Tuesday, February 20, 2007

 

Claiborne, Rita, and snow on the ground.



The arguments in Rita and Claiborne, as I had hoped, were compelling, spirited and ultimately frustrating, as the Justices seemed to be defining nothing so much as the box they placed themselves in through the Booker remedy. By making the guidelines advisory but subject to a "reasonableness" standard on appellate review, Booker planted the seeds of its own destruction. As today's questioning drew out, the precedent built up by the Courts of Appeal over time may well recreate the very 6th Amendment dilemma that was presented by the mandatory guidelines. That is, if the 2d Circuit holds that 12 months in prison for a given crime is unreasonable, but 18 months is reasonable absent additional facts... how is that different than the mandatory guidelines, other than the body creating the limits?
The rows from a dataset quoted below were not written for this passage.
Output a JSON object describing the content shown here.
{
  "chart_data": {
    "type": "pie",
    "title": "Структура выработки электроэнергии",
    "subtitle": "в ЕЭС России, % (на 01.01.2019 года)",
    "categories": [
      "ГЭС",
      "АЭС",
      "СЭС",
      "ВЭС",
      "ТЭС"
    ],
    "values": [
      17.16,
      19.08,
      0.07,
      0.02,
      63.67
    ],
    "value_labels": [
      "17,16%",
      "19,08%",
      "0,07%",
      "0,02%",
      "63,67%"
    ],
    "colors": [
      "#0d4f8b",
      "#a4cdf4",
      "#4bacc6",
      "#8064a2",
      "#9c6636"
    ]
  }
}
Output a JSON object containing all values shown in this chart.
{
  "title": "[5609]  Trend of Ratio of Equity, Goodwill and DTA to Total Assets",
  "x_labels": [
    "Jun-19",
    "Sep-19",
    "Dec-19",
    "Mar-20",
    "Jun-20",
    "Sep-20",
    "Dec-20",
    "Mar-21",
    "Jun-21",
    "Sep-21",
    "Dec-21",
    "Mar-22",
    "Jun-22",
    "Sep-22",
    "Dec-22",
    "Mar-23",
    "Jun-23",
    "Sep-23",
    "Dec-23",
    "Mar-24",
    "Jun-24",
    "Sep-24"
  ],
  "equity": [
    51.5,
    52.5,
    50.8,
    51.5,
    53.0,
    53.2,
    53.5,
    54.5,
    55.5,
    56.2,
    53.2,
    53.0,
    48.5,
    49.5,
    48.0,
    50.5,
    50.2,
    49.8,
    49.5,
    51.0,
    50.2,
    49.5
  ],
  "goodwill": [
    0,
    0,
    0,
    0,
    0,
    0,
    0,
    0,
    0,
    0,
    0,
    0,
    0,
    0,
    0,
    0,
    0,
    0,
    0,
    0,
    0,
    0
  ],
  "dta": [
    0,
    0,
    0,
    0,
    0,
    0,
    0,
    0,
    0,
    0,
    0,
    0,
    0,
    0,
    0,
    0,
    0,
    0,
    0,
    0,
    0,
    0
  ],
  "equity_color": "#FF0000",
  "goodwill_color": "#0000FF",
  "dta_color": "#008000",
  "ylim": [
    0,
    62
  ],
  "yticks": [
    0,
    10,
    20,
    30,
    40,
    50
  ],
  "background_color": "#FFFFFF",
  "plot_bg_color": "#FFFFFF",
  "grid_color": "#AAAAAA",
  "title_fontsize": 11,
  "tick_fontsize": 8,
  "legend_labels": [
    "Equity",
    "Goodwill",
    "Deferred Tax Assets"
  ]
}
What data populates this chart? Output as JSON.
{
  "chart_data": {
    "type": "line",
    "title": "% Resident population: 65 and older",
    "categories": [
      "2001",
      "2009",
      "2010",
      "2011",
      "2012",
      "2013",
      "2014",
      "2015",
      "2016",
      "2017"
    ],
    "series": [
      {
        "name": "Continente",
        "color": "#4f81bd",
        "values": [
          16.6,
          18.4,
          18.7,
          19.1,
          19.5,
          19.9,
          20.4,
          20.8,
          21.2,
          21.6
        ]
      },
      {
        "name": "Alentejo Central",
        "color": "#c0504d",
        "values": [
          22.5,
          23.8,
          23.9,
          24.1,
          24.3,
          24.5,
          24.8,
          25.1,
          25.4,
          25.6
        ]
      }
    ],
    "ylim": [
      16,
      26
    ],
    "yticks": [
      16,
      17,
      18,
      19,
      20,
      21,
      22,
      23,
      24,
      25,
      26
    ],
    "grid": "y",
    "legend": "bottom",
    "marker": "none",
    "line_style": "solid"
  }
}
Hmmm. Good question. One thing this illustrated is that a case like this is, as much as anything, a convergence of three groups who have separate conversations. The government side came up with their view of what was important, those of us on the defense side had a completely separate conversation, and the Court had a third thoroughly distinct conversation. The arguments this morning revealed that perhaps these three conversations had completely different topics. To the defense side, it was about the parsimony provision of 18 U.S.C. 3553; to the government, it was about proportionality as the basis for reasonableness; and for the Court, it was the role of the 6th Amendment in all of this as circuit court precedent builds up, brick by brick. This morning's argument was perhaps not so much a meeting of two adversaries before a tribunal so much as a meeting of three groups who had looked at different parts of the same elephant.

Also, Justice Breyer gave a fascinating defense to one of his motivations for favoring advisory guidelines over jury findings on sentencing issues: If we turn such things into jury questions, this will give even more discretion to prosecutors, who will control the process through what evidence they put before that jury, and what special issues they seek to have determined. While I have often worried about (and written about) the shift of discretion over the past 25 years from judges to prosecutors, for some reason this aspect of jury findings at sentencing had not been part of my thinking.

As always, a great debate creates more questions than answers.

Comments:
UHmmmm Osler You have been at the airport too long. You posted the same thing twice.
 
UHmmmm Osler You have been at the airport too long. You posted the same thing twice.
 
Tyd, if you did that on purpose, that is just SO beautiful...
 
I TOTALLLY did that on Purpose!~!!!!